Regarding temperature correction, some basic physics: We normally assume that the lengths of our calibration courses (and race courses) are independent of temperature. The reason for this is that such courses are basically fixed to the surface of the earth, and as soon as you go a meter or two beneath the surface, the temperature is nearly constant year round. While some cracking or buckling of surface roads can occur due to seasonal temperature variations, changes to the course length are negligible, not counting gross events such as earthquakes, landslides, etc. (There are exceptions, of course, such as a course laid out on a bridge, which may undergo greater changes in length when the temperature changes.)

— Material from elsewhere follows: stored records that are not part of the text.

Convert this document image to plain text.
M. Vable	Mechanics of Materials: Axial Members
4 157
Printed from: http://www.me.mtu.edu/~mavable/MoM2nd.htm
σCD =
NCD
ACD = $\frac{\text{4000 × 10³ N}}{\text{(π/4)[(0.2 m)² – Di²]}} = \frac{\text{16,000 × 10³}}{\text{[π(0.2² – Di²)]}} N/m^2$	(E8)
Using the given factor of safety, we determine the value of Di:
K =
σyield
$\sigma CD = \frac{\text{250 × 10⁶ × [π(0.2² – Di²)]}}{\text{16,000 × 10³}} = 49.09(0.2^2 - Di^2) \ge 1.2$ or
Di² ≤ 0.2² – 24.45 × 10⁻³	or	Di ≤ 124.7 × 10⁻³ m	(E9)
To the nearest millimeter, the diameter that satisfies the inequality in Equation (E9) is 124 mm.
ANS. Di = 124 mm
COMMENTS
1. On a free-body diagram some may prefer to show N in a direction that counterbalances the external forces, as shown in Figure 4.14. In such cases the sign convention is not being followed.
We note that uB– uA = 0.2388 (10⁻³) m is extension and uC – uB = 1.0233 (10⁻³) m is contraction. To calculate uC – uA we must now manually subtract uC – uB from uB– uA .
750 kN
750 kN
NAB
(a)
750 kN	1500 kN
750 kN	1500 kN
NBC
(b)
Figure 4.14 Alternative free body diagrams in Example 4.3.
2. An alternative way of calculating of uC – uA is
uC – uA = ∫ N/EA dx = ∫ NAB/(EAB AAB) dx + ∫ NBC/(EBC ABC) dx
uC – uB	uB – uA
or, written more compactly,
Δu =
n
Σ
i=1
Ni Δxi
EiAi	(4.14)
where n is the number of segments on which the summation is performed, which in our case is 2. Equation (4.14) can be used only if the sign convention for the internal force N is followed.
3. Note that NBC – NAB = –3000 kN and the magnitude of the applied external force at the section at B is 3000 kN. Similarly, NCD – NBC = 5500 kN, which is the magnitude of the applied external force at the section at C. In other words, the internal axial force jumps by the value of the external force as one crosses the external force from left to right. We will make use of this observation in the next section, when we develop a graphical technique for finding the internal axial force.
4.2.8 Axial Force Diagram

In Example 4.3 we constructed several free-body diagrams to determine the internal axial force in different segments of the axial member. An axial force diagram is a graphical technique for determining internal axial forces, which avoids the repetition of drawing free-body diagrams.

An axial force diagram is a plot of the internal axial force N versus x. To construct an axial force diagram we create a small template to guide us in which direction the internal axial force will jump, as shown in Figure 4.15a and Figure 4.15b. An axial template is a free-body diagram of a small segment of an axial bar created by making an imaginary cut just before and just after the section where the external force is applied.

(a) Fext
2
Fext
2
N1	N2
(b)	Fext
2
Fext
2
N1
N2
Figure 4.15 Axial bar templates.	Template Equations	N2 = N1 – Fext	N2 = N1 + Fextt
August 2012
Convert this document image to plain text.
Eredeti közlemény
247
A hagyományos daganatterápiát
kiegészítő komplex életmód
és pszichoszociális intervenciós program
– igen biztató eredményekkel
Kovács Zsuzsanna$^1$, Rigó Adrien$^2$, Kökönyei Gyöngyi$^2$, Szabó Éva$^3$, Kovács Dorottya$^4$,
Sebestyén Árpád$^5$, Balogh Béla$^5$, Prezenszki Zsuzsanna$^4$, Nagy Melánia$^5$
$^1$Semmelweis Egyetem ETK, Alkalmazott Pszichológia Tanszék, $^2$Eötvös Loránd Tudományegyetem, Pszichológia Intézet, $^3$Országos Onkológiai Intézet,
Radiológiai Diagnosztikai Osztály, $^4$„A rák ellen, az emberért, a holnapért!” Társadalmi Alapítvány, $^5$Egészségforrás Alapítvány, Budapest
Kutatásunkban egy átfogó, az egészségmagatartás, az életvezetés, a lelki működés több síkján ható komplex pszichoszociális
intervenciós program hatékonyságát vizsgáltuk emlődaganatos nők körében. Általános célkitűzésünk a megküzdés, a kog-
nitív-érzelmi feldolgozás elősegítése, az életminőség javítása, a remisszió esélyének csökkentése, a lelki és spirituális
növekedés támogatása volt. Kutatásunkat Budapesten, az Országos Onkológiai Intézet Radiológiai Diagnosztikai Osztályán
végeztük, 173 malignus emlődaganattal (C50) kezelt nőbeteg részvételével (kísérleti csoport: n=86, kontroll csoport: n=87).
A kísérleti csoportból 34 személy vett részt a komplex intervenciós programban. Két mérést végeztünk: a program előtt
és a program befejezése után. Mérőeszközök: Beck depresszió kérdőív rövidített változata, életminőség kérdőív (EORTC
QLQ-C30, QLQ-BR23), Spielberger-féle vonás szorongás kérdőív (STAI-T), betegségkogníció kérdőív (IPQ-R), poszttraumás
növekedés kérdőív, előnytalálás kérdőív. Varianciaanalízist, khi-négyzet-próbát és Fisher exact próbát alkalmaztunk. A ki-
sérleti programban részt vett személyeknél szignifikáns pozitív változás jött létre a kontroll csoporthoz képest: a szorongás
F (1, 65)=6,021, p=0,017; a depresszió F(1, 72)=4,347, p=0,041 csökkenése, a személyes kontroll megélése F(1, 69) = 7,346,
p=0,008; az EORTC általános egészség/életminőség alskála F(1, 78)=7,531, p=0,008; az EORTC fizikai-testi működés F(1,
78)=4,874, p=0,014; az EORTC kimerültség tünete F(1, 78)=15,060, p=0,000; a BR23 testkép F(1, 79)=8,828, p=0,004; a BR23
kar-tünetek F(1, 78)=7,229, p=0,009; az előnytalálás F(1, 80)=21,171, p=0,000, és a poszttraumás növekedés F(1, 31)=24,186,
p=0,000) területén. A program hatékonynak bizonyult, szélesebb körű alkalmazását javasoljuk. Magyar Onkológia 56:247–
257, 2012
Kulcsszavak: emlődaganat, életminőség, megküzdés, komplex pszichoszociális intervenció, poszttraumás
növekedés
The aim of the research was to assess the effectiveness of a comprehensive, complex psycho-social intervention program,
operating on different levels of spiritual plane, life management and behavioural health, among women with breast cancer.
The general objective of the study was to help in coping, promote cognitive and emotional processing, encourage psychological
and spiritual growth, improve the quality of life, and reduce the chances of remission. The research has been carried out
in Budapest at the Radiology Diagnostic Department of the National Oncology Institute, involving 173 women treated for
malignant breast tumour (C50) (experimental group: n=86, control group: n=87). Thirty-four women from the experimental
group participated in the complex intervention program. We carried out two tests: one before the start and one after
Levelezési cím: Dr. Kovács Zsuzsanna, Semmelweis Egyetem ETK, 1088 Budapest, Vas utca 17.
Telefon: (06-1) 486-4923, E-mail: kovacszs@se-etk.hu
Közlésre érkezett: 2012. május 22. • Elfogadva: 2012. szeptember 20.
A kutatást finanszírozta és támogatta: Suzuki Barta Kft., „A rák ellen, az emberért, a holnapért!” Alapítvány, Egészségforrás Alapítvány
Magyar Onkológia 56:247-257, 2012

Thus, we assume the calibration course length to be independent of temperature. To understand steel taping temperature corrections, it's just the length of our steel tape (the measuring instrument) which changes with temperature. We assume that the tape was manufactured so its graduations are accurate at a temperature of 20 °C (68 °F). If it's warmer when we do a measurement, we know that our tape is longer than its graduated length, so we conclude that our measured course is somewhat longer than the distance we read from the tape's graduations.
I felt Dale's first sentence to be somewhat misleading because, although correct, it suggests that the calibration course length may vary with temperature. Actually, as stated by Guido Brothers, the cal course length is the same regardless of temperature. But it isn't necessarily 1000.0 ft; that's just the length that the cal course was originally certified as.
Now, the philosophical question: The cal course was originally certified as 1000 ft = 304.8000 m, but the validator found a somewhat greater length of 304.8236 m. Possibly, the validator would feel a little uncomfortable using his own measurement of the cal course, which will make the race course look a little longer. I say to go with the validator's measurement for the following reason: It's the race course, not any particular calibration course, which is being validated. The validator is under no obligation to use the cal course that was originally used in laying out the race course, or any other previously certified cal course. The validator can just as easily pick an arbitrary stretch of road and lay out his own (possibly temporary) cal course to use for the validation. It's nice if the validator can check the cal course used by the original measurer, but this isn't required. In any case, the validator's measurement of the cal course should always be used for calculating the result of validating the race course. Afterward, assuming that the validator checked a previously certified cal course, the question may arise whether to recertify that cal course. In the present case, I don't think any change would be warranted, but if the validator had found the cal course to be shorter than its previously certified length, a change in that certification may be appropriate.